By Shibani Mahtani and James Hookway Reuters Billionaire hedge fund manager George Soros speaks at the Central European University in Budapest in November. Billionaire hedge fund manager and philanthropist George Soros is scheduled to become the next big international name to meet with Myanmar’s pro-democracy leader Aung San Suu Kyi on Monday in a fresh sign that the country is continuing to open up to the outside world. Nyan Win, spokesman for Ms.
Suu Kyi’s National League for Democracy said Friday that the two are scheduled to meet in Yangon on Jan. 2 and that they will likely discuss the ongoing work of Mr.
Soros’s charitable foundation in the country.
The U.S.-based financier’s Open Society Foundation donates around $2 million a year to projects in the country, often supporting educational programs and scholarships, and he is believed to be touring some of those projects this week with members of his family. Mr.
Soros, 81 years old, couldn’t immediately be reached for comment. His visit follows the early December visit of Hillary of Clinton, who became the first U.S.
Secretary of State to visit the country in over 50 years.
That trip helped further warm the blossoming relations between the two countries since Myanmar’s military rulers handed power to a new, nominally civilian government in March.
Since then, the country has made tentative steps towards implementing a broader democracy, including freeing hundreds of political prisoners, engaging with long-persecuted ethnic minorities and allowing Ms.
Suu Kyi’s political group to contest elections after she was detained for years under house arrest. Government advisers have described the reforms “irreversible” and the U.S. has responded by lifting a block on development assistance to the country , effectively freeing up specialists from the International Monetary Fund and World Bank to help Myanmar officials liberalize their ossified economy.
The Indonesian and Japanese foreign ministers also have visited Myanmar in the past week. William Hague, Britain’s foreign secretary, is scheduled to visit the country next week.
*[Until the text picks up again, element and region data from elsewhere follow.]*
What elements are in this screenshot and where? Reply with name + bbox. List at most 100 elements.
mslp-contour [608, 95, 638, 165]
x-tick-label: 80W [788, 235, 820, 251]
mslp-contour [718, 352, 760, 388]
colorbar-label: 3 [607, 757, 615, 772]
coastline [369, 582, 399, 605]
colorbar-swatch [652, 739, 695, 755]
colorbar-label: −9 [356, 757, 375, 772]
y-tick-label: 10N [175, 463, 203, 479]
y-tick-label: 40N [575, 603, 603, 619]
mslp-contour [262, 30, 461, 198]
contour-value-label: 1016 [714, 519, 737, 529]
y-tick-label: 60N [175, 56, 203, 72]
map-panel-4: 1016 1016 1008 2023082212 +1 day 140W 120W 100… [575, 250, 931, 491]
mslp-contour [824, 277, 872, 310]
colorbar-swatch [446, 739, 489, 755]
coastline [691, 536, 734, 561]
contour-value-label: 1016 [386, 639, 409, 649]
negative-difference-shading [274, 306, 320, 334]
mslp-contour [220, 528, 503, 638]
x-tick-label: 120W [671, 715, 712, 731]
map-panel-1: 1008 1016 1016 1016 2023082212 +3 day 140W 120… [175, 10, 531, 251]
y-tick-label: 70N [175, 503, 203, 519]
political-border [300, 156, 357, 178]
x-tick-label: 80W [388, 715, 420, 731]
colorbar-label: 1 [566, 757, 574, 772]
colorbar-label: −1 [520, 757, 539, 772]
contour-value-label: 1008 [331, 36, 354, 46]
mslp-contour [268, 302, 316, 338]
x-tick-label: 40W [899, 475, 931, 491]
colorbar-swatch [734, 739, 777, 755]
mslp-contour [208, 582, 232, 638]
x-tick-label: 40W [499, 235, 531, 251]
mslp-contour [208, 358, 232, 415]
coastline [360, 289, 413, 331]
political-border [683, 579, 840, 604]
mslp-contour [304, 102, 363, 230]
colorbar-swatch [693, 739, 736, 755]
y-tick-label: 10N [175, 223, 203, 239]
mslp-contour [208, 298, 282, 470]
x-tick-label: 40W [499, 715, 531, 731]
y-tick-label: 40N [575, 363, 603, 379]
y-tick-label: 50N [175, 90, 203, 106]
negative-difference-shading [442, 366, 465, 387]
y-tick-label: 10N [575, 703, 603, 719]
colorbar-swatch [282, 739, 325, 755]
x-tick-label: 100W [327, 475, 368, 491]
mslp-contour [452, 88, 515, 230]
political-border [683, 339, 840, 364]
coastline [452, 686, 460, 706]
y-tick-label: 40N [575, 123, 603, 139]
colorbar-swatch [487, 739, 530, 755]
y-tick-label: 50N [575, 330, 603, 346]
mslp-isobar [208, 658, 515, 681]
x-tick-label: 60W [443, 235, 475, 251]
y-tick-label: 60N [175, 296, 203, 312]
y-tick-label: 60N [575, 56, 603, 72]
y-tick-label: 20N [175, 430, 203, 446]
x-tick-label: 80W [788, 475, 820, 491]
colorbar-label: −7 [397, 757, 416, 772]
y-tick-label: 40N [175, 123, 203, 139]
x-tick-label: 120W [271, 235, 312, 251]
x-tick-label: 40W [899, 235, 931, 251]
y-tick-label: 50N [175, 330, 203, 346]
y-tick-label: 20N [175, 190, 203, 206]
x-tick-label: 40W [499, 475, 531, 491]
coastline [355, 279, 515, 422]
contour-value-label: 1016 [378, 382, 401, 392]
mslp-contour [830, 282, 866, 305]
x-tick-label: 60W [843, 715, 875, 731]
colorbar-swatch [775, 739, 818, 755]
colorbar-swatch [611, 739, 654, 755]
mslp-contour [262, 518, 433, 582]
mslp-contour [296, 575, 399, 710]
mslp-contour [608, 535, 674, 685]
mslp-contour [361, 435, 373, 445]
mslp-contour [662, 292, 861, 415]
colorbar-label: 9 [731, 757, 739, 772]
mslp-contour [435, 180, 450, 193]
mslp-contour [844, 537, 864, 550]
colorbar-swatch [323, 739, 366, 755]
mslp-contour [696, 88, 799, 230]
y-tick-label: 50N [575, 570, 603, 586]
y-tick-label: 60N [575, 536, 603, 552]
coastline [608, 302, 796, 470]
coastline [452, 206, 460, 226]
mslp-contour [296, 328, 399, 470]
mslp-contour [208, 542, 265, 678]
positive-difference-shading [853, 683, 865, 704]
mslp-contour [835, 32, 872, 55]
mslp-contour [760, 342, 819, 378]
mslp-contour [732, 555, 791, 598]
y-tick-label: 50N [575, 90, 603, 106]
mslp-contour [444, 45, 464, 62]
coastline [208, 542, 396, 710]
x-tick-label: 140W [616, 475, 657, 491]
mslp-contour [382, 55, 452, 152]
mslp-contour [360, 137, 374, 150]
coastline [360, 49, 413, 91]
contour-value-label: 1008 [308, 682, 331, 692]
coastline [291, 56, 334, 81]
U.S. and European Union, though, continue to impose strict sanctions on the country and are pressing Myanmar’s government to release all of the some 2,000 political prisoners still believed to be held in detention.
That prevents Mr.
Soros from investing in the country, if he wanted to do so. Local media reports , meanwhile, say that Mr.
Soros will also take in sights at popular tourist destinations such as Inle Lake and Bagan.